I've been A/Bing the UEs and Etymotics for the last hour, and I have to say, despite the usual price difference (the UEs usually retail for about 2x as much), the comparison is not cut and dried. My first impressions are as follows, with the "winner" in each area in bold in case you don't want to read the whole thing.
The biggest known weakness of the Etymotics is the bass response, even when the flanges are shoved all the way down your ear canal and are tickling your temporal lobe, and the UEs are the clear winner here. The thump and throb of the bass on NIN's Gave Up and Zero Sum was much tighter, clearer, and more extended on the UEs, while the Etymotics gave up on clarity as the frequencies descended toward 20 Hz.
On the other end of the spectrum, the Etymotics redeemed themselves. The opening chords of Band of Horses' The Funeral gave me goosebumps, and the NIN tracks generally had more sizzle on the cymbals and more edge to the guitars and synths. The UEs sound a bit darker, despite the better frequency separation lent by the multiple drivers.
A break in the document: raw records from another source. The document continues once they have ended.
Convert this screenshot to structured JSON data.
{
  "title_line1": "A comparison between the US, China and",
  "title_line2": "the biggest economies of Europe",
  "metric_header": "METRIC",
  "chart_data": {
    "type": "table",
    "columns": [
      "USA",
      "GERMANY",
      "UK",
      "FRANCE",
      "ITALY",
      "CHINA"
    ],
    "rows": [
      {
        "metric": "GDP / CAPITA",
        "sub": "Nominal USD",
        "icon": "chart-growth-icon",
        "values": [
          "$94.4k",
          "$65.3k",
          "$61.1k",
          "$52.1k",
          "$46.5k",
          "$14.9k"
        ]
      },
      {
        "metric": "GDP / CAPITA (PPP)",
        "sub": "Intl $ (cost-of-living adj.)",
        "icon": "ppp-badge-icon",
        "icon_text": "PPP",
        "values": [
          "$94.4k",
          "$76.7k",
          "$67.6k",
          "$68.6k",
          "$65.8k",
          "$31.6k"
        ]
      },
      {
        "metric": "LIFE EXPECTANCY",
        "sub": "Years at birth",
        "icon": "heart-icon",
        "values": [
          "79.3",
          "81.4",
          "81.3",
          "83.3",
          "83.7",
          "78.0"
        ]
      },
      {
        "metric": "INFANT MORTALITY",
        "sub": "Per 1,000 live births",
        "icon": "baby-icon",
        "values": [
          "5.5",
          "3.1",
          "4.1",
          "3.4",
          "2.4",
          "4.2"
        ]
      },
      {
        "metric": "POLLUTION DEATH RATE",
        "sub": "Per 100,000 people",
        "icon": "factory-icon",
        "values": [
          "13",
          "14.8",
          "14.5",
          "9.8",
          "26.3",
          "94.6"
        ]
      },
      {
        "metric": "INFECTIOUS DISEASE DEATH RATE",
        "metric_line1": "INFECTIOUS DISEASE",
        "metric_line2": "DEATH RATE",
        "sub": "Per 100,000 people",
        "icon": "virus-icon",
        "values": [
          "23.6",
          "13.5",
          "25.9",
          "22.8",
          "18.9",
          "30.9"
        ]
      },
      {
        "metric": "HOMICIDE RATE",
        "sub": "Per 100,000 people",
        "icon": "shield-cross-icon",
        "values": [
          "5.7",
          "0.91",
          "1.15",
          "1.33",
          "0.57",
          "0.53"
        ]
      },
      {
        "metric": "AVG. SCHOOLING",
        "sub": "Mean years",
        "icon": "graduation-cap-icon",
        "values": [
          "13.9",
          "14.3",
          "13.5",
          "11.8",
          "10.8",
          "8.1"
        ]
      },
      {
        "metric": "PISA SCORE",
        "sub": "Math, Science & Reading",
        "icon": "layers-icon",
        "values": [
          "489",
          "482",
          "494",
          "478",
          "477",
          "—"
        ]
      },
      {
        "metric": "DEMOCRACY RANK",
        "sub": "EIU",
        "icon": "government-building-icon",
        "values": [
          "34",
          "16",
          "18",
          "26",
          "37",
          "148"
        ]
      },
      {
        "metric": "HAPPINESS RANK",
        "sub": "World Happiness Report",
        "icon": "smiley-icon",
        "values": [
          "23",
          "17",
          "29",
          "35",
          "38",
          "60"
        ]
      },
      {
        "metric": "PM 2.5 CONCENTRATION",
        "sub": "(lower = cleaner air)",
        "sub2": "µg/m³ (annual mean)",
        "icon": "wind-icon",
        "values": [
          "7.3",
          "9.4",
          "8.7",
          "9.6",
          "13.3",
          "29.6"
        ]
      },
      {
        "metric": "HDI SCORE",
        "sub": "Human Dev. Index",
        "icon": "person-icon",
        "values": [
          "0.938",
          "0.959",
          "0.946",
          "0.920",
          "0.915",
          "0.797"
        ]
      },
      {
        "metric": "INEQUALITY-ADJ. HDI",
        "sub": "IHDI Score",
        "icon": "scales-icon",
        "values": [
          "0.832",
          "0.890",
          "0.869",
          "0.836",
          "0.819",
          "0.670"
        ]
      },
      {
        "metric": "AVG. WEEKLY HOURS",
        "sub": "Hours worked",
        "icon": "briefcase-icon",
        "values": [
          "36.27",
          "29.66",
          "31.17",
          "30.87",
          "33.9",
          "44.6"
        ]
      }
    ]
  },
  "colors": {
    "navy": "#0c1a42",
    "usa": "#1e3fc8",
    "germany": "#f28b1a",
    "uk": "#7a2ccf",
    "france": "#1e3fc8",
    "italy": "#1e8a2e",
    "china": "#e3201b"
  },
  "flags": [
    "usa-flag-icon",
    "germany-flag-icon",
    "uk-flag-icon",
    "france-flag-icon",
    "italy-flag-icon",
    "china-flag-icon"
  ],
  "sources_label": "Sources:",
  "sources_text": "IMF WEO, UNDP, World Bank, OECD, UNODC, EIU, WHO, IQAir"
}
Still, the effectiveness of the UEs' multiple drivers can be heard in the clarity of the sound. Despite the compression of the some of the MP3s I have on my iPhone, the UEs carved out more of a pocket for each instrument and frequency range. I'm sure this difference between the headphones would be more pronounced with higher-quality amplification, but I could hear, for example, the muddying effect of heavy bass on the mids in the Etymotics, but not in the UEs.
Somehow, even put up against the multiple drivers, the Etymotics produced a wider, more defined soundstage. Special effects like dynamic panning were more pronounced, and subtle placement of instruments within the field was clearer, especially on quieter tracks with more headroom/less compression. The better high frequency response on the Etymotics may have something to do with this perception.
Because I use these headphones in the real world - on airplanes, buses, NYC subways, etc., there are some ancillary considerations that have a real effect on my headphone preference. Despite the fact that the UEs are billed as noise-isolating, the Etymotics were clearly superior at blocking outside noise, even in the relatively quiet environment of my office. The cord is a bit longer and heavier on the Etymotics, but lacks the built-in microphone of the UEs. The earbud flanges on the Etymotics take quite a bit of getting used to, whereas the UEs, while they don't fit as snugly, come with 4 different sets of tips and are immediately comfortable and feel easier to wear for long periods.
However, with the sound quality a near wash between the two, the main reason I'm switching from the Etymotics to the Ultimate Ears is the filters. The Etymotics have dirt/debris filters that fit inside the driver enclosure behind the flanged tips and must be changed every time they get clogged. They are tiny, difficult to replace, and not tremendously cheap - $15 gets you 3 sets of filters, and I have to change mine every few months at most. I consider the filter system to be the Achilles heel of the otherwise-excellent Etymotics, and I'm hoping for substantially less maintenance with the UEs. We'll see how it goes.